Figure a annoncé le 26 mai 2026 un accord commercial avec Catalyst Brands pour déployer ses robots humanoïdes dans le réseau de distribution et de logistique du groupe. Le premier site cité est le Distribution Logistics Center de Reno, dans le Nevada, où la collaboration doit porter sur l’automatisation de tâches physiquement exigeantes dans la chaîne d’approvisionnement. Catalyst Brands exploite notamment JCPenney, Aéropostale et Brooks Brothers. Le fait central est donc précis : il s’agit d’un accord de déploiement en environnement logistique, pas d’un lancement grand public ni d’une disponibilité générale de robots humanoïdes.
L’intérêt de cette annonce tient au choix du terrain. Les humanoïdes sont souvent présentés dans des démonstrations courtes, avec des gestes lisibles mais peu de preuves sur la durée. Un centre logistique pose un problème plus banal et plus dur : répéter des tâches, absorber des variations d’objets, cohabiter avec des flux existants et rester maintenable. Un humanoïde est un robot à forme humaine, avec jambes, bras et mains, conçu pour utiliser des espaces et des outils déjà pensés pour les humains. Cette forme peut éviter de reconstruire toute une installation, mais elle impose aussi plus de contraintes de stabilité, de sécurité et de fiabilité.
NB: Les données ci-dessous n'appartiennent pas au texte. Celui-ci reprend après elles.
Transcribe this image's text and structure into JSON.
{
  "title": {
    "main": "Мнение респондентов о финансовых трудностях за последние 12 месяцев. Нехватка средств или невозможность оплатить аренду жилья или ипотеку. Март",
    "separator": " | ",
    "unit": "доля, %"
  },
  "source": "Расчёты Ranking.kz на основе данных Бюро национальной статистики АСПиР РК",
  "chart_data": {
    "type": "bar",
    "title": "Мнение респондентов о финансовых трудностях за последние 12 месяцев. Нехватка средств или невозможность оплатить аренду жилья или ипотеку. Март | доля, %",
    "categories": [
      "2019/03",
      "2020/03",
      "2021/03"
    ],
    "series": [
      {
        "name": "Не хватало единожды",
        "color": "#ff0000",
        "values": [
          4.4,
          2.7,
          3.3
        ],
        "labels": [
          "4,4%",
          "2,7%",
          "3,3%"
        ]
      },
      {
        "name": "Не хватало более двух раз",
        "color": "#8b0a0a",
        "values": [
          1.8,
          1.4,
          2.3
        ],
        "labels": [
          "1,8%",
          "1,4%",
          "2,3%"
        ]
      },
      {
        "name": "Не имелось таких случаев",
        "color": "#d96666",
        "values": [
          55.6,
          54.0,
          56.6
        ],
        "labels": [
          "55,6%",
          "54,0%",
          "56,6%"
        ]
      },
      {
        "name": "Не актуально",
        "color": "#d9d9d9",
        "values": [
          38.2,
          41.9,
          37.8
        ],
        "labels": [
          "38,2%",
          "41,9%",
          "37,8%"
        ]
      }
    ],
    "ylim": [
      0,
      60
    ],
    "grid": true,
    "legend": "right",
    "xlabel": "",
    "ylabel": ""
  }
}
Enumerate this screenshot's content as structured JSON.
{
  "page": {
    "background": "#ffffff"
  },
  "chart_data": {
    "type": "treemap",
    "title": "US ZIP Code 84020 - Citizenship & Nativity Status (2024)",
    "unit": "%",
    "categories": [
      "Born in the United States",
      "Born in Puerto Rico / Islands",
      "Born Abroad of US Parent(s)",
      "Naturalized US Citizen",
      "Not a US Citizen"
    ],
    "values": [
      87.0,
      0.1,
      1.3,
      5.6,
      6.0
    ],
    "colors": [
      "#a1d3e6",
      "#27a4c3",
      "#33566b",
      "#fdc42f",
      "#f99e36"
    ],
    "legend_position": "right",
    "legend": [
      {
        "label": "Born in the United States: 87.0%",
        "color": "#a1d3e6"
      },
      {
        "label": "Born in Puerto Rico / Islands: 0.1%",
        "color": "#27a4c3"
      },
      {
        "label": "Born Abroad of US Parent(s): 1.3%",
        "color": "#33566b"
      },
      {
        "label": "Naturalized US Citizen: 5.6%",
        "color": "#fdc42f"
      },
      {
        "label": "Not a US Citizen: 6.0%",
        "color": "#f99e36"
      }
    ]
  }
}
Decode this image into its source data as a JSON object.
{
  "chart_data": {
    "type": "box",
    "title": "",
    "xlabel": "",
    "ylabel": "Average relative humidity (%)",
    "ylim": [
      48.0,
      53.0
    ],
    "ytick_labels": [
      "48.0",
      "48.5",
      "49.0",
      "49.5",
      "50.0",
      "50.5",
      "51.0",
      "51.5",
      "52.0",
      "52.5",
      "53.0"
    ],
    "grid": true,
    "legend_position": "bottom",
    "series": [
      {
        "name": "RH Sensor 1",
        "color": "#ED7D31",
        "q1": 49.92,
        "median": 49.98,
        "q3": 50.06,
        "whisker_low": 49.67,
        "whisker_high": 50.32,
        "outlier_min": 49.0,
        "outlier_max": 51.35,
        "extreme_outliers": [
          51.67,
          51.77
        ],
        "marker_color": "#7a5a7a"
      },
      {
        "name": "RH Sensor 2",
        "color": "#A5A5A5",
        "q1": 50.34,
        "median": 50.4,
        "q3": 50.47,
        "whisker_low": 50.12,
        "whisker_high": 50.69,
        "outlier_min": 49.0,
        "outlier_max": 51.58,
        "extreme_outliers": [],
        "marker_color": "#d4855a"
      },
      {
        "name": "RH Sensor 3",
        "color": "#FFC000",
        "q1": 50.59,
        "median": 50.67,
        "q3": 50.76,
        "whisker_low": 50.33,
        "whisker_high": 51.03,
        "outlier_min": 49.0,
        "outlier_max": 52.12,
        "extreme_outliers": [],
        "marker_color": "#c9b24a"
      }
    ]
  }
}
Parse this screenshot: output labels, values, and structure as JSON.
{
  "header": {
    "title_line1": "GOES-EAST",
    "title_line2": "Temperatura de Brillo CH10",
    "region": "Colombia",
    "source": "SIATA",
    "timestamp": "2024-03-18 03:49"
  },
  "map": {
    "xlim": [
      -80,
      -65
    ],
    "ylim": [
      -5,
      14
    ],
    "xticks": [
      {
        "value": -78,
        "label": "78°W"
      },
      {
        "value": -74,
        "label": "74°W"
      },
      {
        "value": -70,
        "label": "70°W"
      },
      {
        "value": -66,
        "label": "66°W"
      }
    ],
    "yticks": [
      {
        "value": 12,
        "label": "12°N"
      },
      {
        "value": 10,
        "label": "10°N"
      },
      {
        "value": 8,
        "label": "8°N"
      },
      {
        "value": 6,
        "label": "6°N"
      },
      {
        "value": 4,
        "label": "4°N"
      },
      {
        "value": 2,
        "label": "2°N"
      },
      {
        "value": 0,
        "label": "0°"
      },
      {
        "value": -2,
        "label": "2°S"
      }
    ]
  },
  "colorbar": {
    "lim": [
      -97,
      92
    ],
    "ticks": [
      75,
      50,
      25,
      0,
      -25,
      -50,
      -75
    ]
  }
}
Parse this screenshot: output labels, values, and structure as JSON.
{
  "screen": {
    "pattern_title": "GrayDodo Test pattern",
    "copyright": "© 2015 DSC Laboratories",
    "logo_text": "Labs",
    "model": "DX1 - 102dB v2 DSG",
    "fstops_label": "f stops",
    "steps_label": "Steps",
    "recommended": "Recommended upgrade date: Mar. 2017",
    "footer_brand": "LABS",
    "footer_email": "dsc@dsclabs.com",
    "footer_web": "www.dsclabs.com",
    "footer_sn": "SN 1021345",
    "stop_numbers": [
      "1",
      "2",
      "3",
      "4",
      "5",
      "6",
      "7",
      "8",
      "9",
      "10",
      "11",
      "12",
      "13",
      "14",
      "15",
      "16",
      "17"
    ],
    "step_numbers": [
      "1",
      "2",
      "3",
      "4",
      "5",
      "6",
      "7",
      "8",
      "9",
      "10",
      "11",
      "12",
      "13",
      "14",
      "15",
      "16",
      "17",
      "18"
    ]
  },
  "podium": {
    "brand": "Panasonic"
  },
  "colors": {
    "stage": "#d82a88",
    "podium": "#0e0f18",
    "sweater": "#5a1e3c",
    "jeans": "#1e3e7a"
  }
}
Figure présente l’accord comme une étape de mise à l’échelle de ses opérations. La formule mérite d’être lue sobrement. Elle ne prouve pas que les robots remplacent déjà massivement des postes, ni qu’ils atteignent l’autonomie complète dans toutes les situations. Elle indique plutôt que l’entreprise cherche maintenant des sites où ses machines peuvent générer des données de terrain et où les équipes peuvent mesurer les coûts réels : temps d’intégration, taux d’erreur, maintenance, supervision humaine, formation des opérateurs et retour sur investissement. Dans la robotique, ces données comptent autant que les vidéos de démonstration, car elles décident si une flotte peut passer de quelques unités à un usage répétable.
Ce que cela change concrètement pour le secteur, c’est le déplacement du débat vers l’exploitation. Les annonces humanoïdes récentes se concentrent souvent sur les modèles d’IA, les mains ou la marche. Ici, le signal porte sur l’accès à un client logistique multi-marques et à un cas d’usage contraint. Si l’essai réussit, il donnera à Figure un argument commercial plus solide que la performance isolée d’un robot. Si l’essai bloque, il montrera où les humanoïdes restent trop chers, trop lents ou trop fragiles. Dans les deux cas, la logistique devient un banc d’essai sérieux pour juger la robotique humanoïde au-delà de la scène.